Stuffed Chicken Breast

Ingredients

  • Alternate fillings (cheese mixture and spices will remain the same, just eliminate the ham):
  • 4 boneless, skinless chicken breasts (5 to 6 ounces each), tenderloins removed and reserved for another use
  • 1 tsp. onion powder
  • 1 tsp. garlic powder
  • 4 ounces cream cheese , softened
  • 4 ounces cheddar cheese , shredded (about 1/2 cup)
  • 4 slices deli ham (thinly sliced, about 4 ounces)
  • 1 cup unbleached all-purpose flour
  • 4 large eggs
  • 1 tablespoon vegetable oil
  • 3/4 cup vegetable oil
  • 1 1/2 cups bread crumbs (fresh)
  • Table salt and ground black pepper
  • asparagus (as shown)
  • chopped fresh mushrooms
  • chopped fresh broccoli

Preparation

Step 1

Place each chicken breast on large sheet of plastic wrap, cover with second sheet, and pound with meat pounder or rolling pin until ¼-inch thick throughout.

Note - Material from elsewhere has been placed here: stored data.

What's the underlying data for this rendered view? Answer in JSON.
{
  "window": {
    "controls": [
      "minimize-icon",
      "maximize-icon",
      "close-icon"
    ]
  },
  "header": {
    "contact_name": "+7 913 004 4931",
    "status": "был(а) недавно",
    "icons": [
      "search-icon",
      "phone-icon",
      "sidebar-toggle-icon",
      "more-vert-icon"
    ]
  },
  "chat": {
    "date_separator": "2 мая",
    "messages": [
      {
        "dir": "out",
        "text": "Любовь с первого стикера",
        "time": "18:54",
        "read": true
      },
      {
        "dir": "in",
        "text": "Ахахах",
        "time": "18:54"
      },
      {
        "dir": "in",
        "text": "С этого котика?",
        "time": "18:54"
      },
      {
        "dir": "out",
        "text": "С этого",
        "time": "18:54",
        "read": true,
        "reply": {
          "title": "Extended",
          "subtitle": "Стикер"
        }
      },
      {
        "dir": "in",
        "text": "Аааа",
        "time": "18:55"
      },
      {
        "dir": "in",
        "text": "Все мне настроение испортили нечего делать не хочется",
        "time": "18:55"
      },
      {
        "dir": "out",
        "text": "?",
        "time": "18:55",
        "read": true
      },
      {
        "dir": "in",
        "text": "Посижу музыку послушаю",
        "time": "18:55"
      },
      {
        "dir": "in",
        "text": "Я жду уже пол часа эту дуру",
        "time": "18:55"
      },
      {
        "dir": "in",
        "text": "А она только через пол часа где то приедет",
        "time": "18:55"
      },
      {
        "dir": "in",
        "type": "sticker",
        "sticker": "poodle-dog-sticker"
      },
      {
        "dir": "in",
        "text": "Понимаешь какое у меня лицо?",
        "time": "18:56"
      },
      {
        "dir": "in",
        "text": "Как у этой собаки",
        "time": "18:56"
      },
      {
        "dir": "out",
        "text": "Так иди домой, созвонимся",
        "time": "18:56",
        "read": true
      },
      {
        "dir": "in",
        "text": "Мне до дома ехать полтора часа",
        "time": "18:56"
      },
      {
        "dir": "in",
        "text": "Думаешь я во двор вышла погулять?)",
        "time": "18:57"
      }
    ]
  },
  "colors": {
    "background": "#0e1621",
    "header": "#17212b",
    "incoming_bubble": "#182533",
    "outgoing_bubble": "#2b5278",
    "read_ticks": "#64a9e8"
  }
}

Each pounded breast should measure roughly 6 inches wide and 8 ½ inches long. Cover and refrigerate while preparing filling.

In a large bowl, combine garlic, onion, cream cheese and cheese. Season with salt and pepper and set aside.

Place breasts skinned side down on work surface; season with salt and pepper. Spread 4 Tbsp. of mixture on top of each breast. Place one slice ham (or other desired filling) on top of cheese on each breast, folding ham as necessary to fit onto surface of breast. Fill, roll, and wrap each breast. To help seal the seams and to chill the filling, wrap the breasts in aluminum foil and twist the ends in opposite directions. Refrigerate for at least 45 minutes.

Remove breasts from fridge and dip each in flour, then eggs, then breadcrumbs. Brown in oil, turning several times until light golden brown. Place rolls on a rack on a jelly roll pan and bake at 350 for 35-40 minutes or until juices run clear.